Man films as he sexually assaults woman he met on dating app, Georgia officials say
A Georgia man filmed as he sexually assaulted a woman he met on a dating app, officials say.
The man, who threatened to share the video if his accuser reported the attack to police, is now going to prison for 50 years, the Cobb County District Attorney’s Office said Thursday.
Darryl Joseph Clark, 38, was using the dating website Plenty of Fish when he and a woman became a match, according to prosecutors. The two met in person in July 2017, and the woman visited his apartment the next day, officials say.
But when Clark “initiated physical contact, she got up to leave,” the district attorney’s office wrote on Facebook.
He pushed the woman, choked her and forced her to perform a sex act, which he caught on video, according to the post.
Clark told the woman he would release the footage “to ruin her career” if she spoke out, prosecutors say.
But she ended up reporting the incident to police in Acworth, a city roughly 30 miles northwest of Atlanta, according to Cobb County officials.

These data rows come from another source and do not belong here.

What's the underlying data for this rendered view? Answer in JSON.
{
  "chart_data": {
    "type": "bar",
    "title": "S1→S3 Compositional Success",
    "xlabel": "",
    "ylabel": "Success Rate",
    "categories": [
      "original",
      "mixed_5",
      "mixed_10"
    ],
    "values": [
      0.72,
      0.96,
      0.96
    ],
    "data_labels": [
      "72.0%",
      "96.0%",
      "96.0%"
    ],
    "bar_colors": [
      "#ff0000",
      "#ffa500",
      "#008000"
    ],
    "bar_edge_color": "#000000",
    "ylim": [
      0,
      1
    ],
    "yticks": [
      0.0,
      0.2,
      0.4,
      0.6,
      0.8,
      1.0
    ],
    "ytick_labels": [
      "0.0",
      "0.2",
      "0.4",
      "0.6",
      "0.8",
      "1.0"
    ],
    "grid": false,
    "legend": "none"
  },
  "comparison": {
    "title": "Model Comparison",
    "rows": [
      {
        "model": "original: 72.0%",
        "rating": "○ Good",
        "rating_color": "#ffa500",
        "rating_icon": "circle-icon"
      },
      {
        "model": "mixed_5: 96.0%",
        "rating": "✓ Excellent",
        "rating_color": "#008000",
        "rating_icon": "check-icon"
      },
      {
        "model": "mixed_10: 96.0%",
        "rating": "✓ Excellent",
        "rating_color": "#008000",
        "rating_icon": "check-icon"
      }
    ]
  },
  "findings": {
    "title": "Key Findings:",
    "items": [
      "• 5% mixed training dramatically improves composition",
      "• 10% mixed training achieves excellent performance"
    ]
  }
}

During trial, she “testified about the lasting effects of the assault, including having to take a year off work, nightmares, and flashbacks,” according to prosecutors. Nurses also told the court the woman’s injuries indicated she was choked “with significant force,” officials say.
Another woman who had a relationship with Clark testified about having an experience similar to the reported encounter from July 2017, according to the Facebook post.

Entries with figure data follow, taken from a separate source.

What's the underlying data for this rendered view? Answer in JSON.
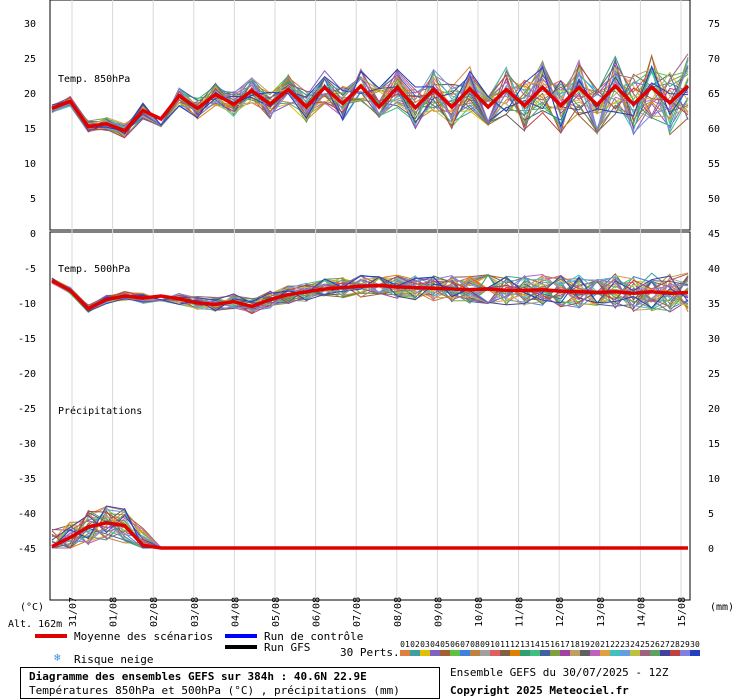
{
  "chart_data": {
    "type": "line",
    "title": "Diagramme des ensembles GEFS sur 384h : 40.6N 22.9E",
    "subtitle": "Températures 850hPa et 500hPa (°C) , précipitations (mm)",
    "run": "Ensemble GEFS du 30/07/2025 - 12Z",
    "copyright": "Copyright 2025 Meteociel.fr",
    "altitude": "Alt. 162m",
    "left_unit": "(°C)",
    "right_unit": "(mm)",
    "panel_labels": [
      "Temp. 850hPa",
      "Temp. 500hPa",
      "Précipitations"
    ],
    "y_left_ticks": [
      "30",
      "25",
      "20",
      "15",
      "10",
      "5",
      "0",
      "-5",
      "-10",
      "-15",
      "-20",
      "-25",
      "-30",
      "-35",
      "-40",
      "-45"
    ],
    "y_right_ticks": [
      "75",
      "70",
      "65",
      "60",
      "55",
      "50",
      "45",
      "40",
      "35",
      "30",
      "25",
      "20",
      "15",
      "10",
      "5",
      "0"
    ],
    "x_dates": [
      "31/07",
      "01/08",
      "02/08",
      "03/08",
      "04/08",
      "05/08",
      "06/08",
      "07/08",
      "08/08",
      "09/08",
      "10/08",
      "11/08",
      "12/08",
      "13/08",
      "14/08",
      "15/08"
    ],
    "t850_mean": [
      17.8,
      18.8,
      15.2,
      15.6,
      14.6,
      17.5,
      16.3,
      19.6,
      17.8,
      19.8,
      18.4,
      20.3,
      18.4,
      20.5,
      18.0,
      20.8,
      18.5,
      21.0,
      18.0,
      20.8,
      17.9,
      20.5,
      18.0,
      20.6,
      18.0,
      20.5,
      18.2,
      20.8,
      18.2,
      20.8,
      18.3,
      21.0,
      18.4,
      20.8,
      18.6,
      21.0
    ],
    "t500_mean": [
      -6.8,
      -8.2,
      -10.8,
      -9.5,
      -9.0,
      -9.3,
      -9.0,
      -9.4,
      -10.0,
      -10.2,
      -9.8,
      -10.5,
      -9.5,
      -8.8,
      -8.4,
      -8.0,
      -7.8,
      -7.6,
      -7.5,
      -7.7,
      -7.8,
      -7.9,
      -8.0,
      -8.1,
      -8.0,
      -8.2,
      -8.2,
      -8.1,
      -8.3,
      -8.4,
      -8.5,
      -8.4,
      -8.6,
      -8.4,
      -8.6,
      -8.5
    ],
    "precip_mean": [
      0.2,
      1.5,
      3.0,
      3.6,
      3.2,
      0.4,
      0,
      0,
      0,
      0,
      0,
      0,
      0,
      0,
      0,
      0,
      0,
      0,
      0,
      0,
      0,
      0,
      0,
      0,
      0,
      0,
      0,
      0,
      0,
      0,
      0,
      0,
      0,
      0,
      0,
      0
    ],
    "legend": {
      "mean": "Moyenne des scénarios",
      "snow": "Risque neige",
      "control": "Run de contrôle",
      "gfs": "Run GFS",
      "perts": "30 Perts."
    },
    "pert_labels": [
      "01",
      "02",
      "03",
      "04",
      "05",
      "06",
      "07",
      "08",
      "09",
      "10",
      "11",
      "12",
      "13",
      "14",
      "15",
      "16",
      "17",
      "18",
      "19",
      "20",
      "21",
      "22",
      "23",
      "24",
      "25",
      "26",
      "27",
      "28",
      "29",
      "30"
    ],
    "pert_colors": [
      "#e08040",
      "#40a0a0",
      "#e0c000",
      "#8060c0",
      "#a06030",
      "#60c040",
      "#4080e0",
      "#c08040",
      "#a0a0a0",
      "#e06060",
      "#806040",
      "#e08000",
      "#30a070",
      "#40c080",
      "#4060a0",
      "#80a040",
      "#a040a0",
      "#c0a060",
      "#606060",
      "#c060c0",
      "#e0a040",
      "#40c0c0",
      "#60a0e0",
      "#c0c040",
      "#a06080",
      "#60a060",
      "#4040a0",
      "#c04040",
      "#8080e0",
      "#2040c0"
    ]
  }
}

“This Defendant viewed women as objects, expected them to give him sex, and was willing to use threats and violence to get what he wanted,” Drew Healy, assistant district attorney, said in the post.
Now, Clark has been convicted of aggravated sodomy and aggravated assault, prosecutors say.
He was ordered to serve a 50-year sentence, with credit for time served since 2017, officials say. If he gets out of prison, he will be on probation for the rest of his life and forced to register as a sex offender, according to the district attorney’s office.
“Thanks to his victims being willing to come forward, this repeated predator will not be able to victimize any other women,” Healy said in the Facebook post.
The case wasn’t the only alleged sex crime caught on camera.
In North Carolina, a woman sued Tinder and Snapchat this month after she said footage of her reported rape spread online, The News & Observer reported.
And in South Carolina, an attacker took a picture during a sexual assault at a college library last year, The State reported.